Believe me they don't know what they're talking about. The don't know America and they don't know her people. Listen, there's nothing wrong with the American people if our leaders would just recognize it, we're the greatest people on earth. [Applause.]
Now that leaves us, however, a responsibility. It leaves a responsibility for all of us to see that America, is always at its best. I want to tell you something. I've traveled to 55 countries with Pat - Asia, Africa, Europe, almost all the world, the Communist world, the free world.
Do you know one of the most difficult problems you have abroad? It isn't with explaining or defending the ideals we believe in - we're for peace, we're for freedom for all people, we have faith in God - all these things people want, people understand, but it's the fact that sometimes they can point to the fact that we don't practice at home the ideals that we believe in.
And I say to you, my friends, you can help in this great struggle for peace and freedom. You can help not only by voting on election day but you can help by making this city, your community, your church, your home, your school, make it America at its best. Make it a shining example of what we want America to be to all the world, of equality of opportunity for all of our people, fighting prejudice and hatred wherever it exists so that when the President of the United States goes abroad, or when others come here, we can say, "We Americans not only believe in equality, but we practice it."
This is what you can do and we ask you to do it, not only now but in the future. [Applause.]
Now only 5 days remain in this campaign, and those 5 days will determine the outcome. It would be easy for me simply to say: "Vote our way," and that's the only message we have to leave. But I urge you my friends, the decisions are so important, they affect your lives, your future, I say that if you believe in the cause that we believe in, don't just vote, go out and work for it. Go out and work for it remembering that you are working for a cause that is bigger than a party. It's as big as America. It's as big as the whole world itself.

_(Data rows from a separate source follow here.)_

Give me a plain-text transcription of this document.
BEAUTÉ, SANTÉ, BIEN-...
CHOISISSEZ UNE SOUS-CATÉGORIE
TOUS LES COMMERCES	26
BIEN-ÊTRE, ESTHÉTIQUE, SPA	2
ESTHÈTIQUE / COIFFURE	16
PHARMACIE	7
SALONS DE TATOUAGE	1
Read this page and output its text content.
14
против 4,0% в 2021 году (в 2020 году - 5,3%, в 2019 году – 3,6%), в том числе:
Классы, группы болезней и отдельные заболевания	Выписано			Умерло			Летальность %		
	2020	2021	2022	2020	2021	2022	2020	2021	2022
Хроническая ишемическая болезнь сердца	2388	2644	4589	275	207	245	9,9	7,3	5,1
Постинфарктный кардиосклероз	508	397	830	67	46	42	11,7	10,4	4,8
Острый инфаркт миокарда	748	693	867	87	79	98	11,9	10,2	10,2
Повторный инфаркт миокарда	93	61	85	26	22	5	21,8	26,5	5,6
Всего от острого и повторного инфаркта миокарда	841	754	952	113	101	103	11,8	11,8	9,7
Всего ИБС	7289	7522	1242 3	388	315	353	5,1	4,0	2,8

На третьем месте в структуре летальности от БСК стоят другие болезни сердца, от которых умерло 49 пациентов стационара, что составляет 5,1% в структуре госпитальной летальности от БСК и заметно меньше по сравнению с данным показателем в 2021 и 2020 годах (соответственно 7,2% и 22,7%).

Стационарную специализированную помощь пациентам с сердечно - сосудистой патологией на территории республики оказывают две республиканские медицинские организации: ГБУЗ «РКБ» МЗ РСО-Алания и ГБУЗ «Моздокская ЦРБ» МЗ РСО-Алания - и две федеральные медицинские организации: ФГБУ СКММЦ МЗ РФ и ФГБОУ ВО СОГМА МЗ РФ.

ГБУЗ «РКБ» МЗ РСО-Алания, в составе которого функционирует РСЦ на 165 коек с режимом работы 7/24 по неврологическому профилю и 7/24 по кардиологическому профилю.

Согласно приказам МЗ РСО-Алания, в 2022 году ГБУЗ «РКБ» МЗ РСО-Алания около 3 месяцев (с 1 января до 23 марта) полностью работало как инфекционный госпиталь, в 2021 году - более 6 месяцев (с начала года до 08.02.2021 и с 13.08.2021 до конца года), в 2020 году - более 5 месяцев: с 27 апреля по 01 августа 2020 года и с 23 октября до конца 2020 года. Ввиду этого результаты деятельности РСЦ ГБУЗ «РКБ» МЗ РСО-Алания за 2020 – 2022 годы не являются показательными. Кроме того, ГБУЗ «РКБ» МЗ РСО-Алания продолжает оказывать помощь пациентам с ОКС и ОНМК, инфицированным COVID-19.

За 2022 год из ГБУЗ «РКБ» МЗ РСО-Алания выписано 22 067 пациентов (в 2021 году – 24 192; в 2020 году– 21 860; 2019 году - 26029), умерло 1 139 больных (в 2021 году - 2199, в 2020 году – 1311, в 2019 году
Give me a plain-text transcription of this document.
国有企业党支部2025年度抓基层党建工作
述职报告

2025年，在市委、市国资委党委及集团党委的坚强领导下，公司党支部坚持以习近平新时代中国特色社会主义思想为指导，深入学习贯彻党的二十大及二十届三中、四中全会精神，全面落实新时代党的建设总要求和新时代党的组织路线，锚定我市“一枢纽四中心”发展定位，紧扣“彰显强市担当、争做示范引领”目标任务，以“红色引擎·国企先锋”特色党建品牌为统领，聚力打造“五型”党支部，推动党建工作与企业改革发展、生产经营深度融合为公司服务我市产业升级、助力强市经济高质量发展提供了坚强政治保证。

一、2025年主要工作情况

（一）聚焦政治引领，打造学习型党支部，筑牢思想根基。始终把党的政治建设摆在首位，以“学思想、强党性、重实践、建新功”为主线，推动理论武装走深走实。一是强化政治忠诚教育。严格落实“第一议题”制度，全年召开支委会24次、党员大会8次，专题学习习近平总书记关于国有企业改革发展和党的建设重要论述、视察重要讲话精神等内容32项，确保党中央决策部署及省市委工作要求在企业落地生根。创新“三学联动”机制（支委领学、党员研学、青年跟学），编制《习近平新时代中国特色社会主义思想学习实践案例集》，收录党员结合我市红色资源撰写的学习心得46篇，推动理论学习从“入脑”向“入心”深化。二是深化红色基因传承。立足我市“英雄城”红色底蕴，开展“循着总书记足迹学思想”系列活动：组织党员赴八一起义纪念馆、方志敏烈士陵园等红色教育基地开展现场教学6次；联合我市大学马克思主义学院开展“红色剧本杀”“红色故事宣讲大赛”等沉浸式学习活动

I am convinced as I stand here, based on my travels through the world, of great destiny for America. I am convinced that this is a period that the great American people will either meet the challenge which is ours - the challenge to lead the world to peace and freedom - or fail to meet it. I think we're going to meet it. I think we're going to win. But my friends, we can only meet it in the event that the people in this country are strong morally and spiritually here at home.
And so I say to you, I ask you not only to work in this election, not only to vote, but whatever the outcome, never forget that you, the American people, have a destiny and that destiny is to make America the finest land in all the world so that our President can represent it abroad as we want it to be. Thank you very much. [Applause.]